今年3月、ドイツ人の双子、アルネとヘルゲはヨットを運搬する仕事を行っていた。
運搬するヨット自体に乗り込み、ニュージーランドからブラジルまで行く予定であった。
この日は快晴。
波も穏やかだったため、交代で操縦することに決め、アルネは船室で休息をとった。
だが、しばらくして、アルネは激しい揺れで目を覚ました。 海上には3メートル近い波が立っており、船体が大きく揺れていた。 さらに強風に煽られ、帆を固定していたロープが外れてしまった。 固定し直そうとした、その時!アルネは、海に投げ出されてしまった!
ヘルゲはすぐに浮き輪を投げた。
しかし…潮の流れは思った以上に速く、アルネは船から遠ざかって行く。
ヘルゲはヨットをUターンさせると、全速力で兄の元へ向かった。
しかし、あと少しのところでエンジンが故障!
救助は要請したが、発見されるまでかなりの時間を要すると思われた。
それまでアルネが溺れずにいる確率は、極めて低い。
絶体絶命の状況の中、アルネにある考えが浮かんだ!
そして、不意に履いていたジーンズを脱ぎだし、裾同士をきつく結ぶと…ウエスト部分を持ち、思い切り振った!
こうして出来たのが…空気の入った浮き輪!
アルネは、ズボンを使って即席の浮き輪を作ったのだ!
しかし、ジーンズは布製品。
繊維の隙間から空気が抜けてしまうのではないか?
実は、水分子には、互いに引っ張り合いまとまることで、表面積を小さくしようとする力、【表面張力】が存在する。
それが分かる実験がある。
ふるいの編み目の上に水の入ったグラスをかぶせ、持ち上げると…下から水はこぼれない。

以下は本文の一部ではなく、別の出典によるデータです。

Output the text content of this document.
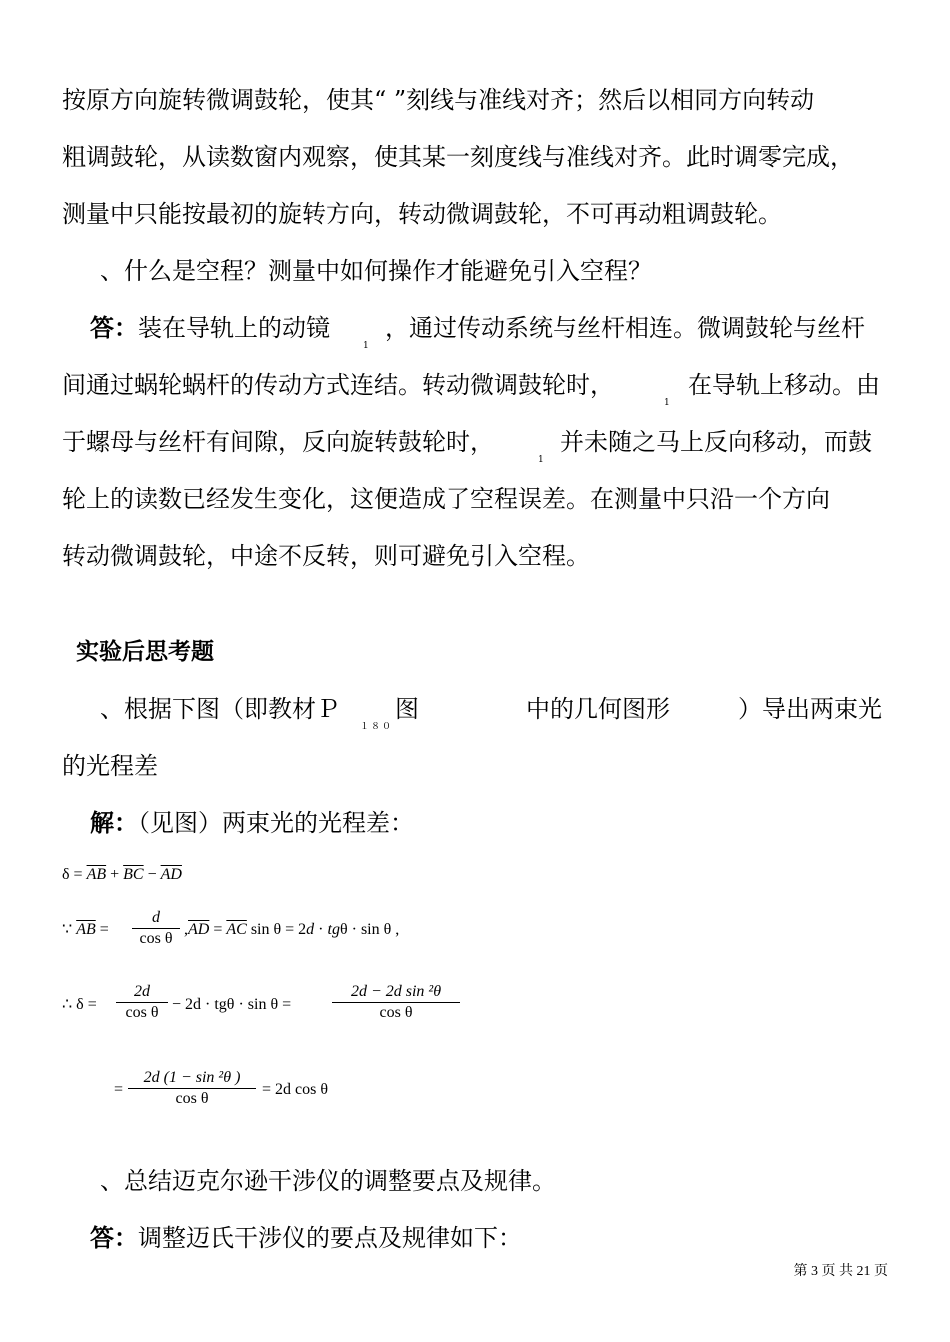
按原方向旋转微调鼓轮，使其“ ”刻线与准线对齐；然后以相同方向转动
粗调鼓轮，从读数窗内观察，使其某一刻度线与准线对齐。此时调零完成，
测量中只能按最初的旋转方向，转动微调鼓轮，不可再动粗调鼓轮。
、什么是空程？测量中如何操作才能避免引入空程？
答：装在导轨上的动镜
1
，通过传动系统与丝杆相连。微调鼓轮与丝杆
间通过蜗轮蜗杆的传动方式连结。转动微调鼓轮时，
1
在导轨上移动。由
于螺母与丝杆有间隙，反向旋转鼓轮时，
1
并未随之马上反向移动，而鼓
轮上的读数已经发生变化，这便造成了空程误差。在测量中只沿一个方向
转动微调鼓轮，中途不反转，则可避免引入空程。
实验后思考题
、根据下图（即教材Ｐ
１８０
图	中的几何图形	）导出两束光
的光程差
解：（见图）两束光的光程差：
$\delta = \overline{AB} + \overline{BC} - \overline{AD}$
∵ $\overline{AB}$ =
d
cos θ
$,\overline{AD} = \overline{AC}$ sin θ = 2d · tgθ · sin θ ,
∴ δ =
2d
cos θ − 2d · tgθ · sin θ =
2d − 2d sin ²θ
cos θ
=
2d (1 − sin ²θ )
cos θ
= 2d cos θ
、总结迈克尔逊干涉仪的调整要点及规律。
答：调整迈氏干涉仪的要点及规律如下：
第 3 页 共 21 页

これは、ふるいの網目に水が入り込み、それぞれの網目の中で分子が引き合うことで上にひっぱりあげる力が大きくなるためだ。
ジーンズで作った浮き輪の場合も、生地の隙間に入り込んだ水に表面張力が働き、穴を塞ぐような状態になる。
これにより、空気が漏れにくくなるのだ。
実は数年前、アルネはこの方法を紹介した動画を見たことがあった。
一度も試したことはなく、忘れてしまっていたが、なんとしても生き延びたいという執念が記憶を呼び覚ましたのだ。
浮き輪をお腹に入れ、体全体を水温が比較的高い水面に浮かせる。
果たして、アルネの運命は?
ジーンズで作った浮き輪をお腹に入れ、体を水平に保ち救助を待った。 そして…漂流から3時間後、アルネは無事救助された。 ヨットに取り残された弟・ヘルゲも救助艇が発見、事なきを得た。
アルネさんは、フィリピンに自宅を構えているが、事故以来、帰れておらず、最愛の家族に会えていなかった。
だが先月、1ヶ月ぶりに帰国、家族と再会した。
そして、娘・スカーレットちゃんの誕生日には、洗礼式に父親として参加した。
今後の夢は、家族で地元ドイツに戻り、船舶の仕事に携わることだという。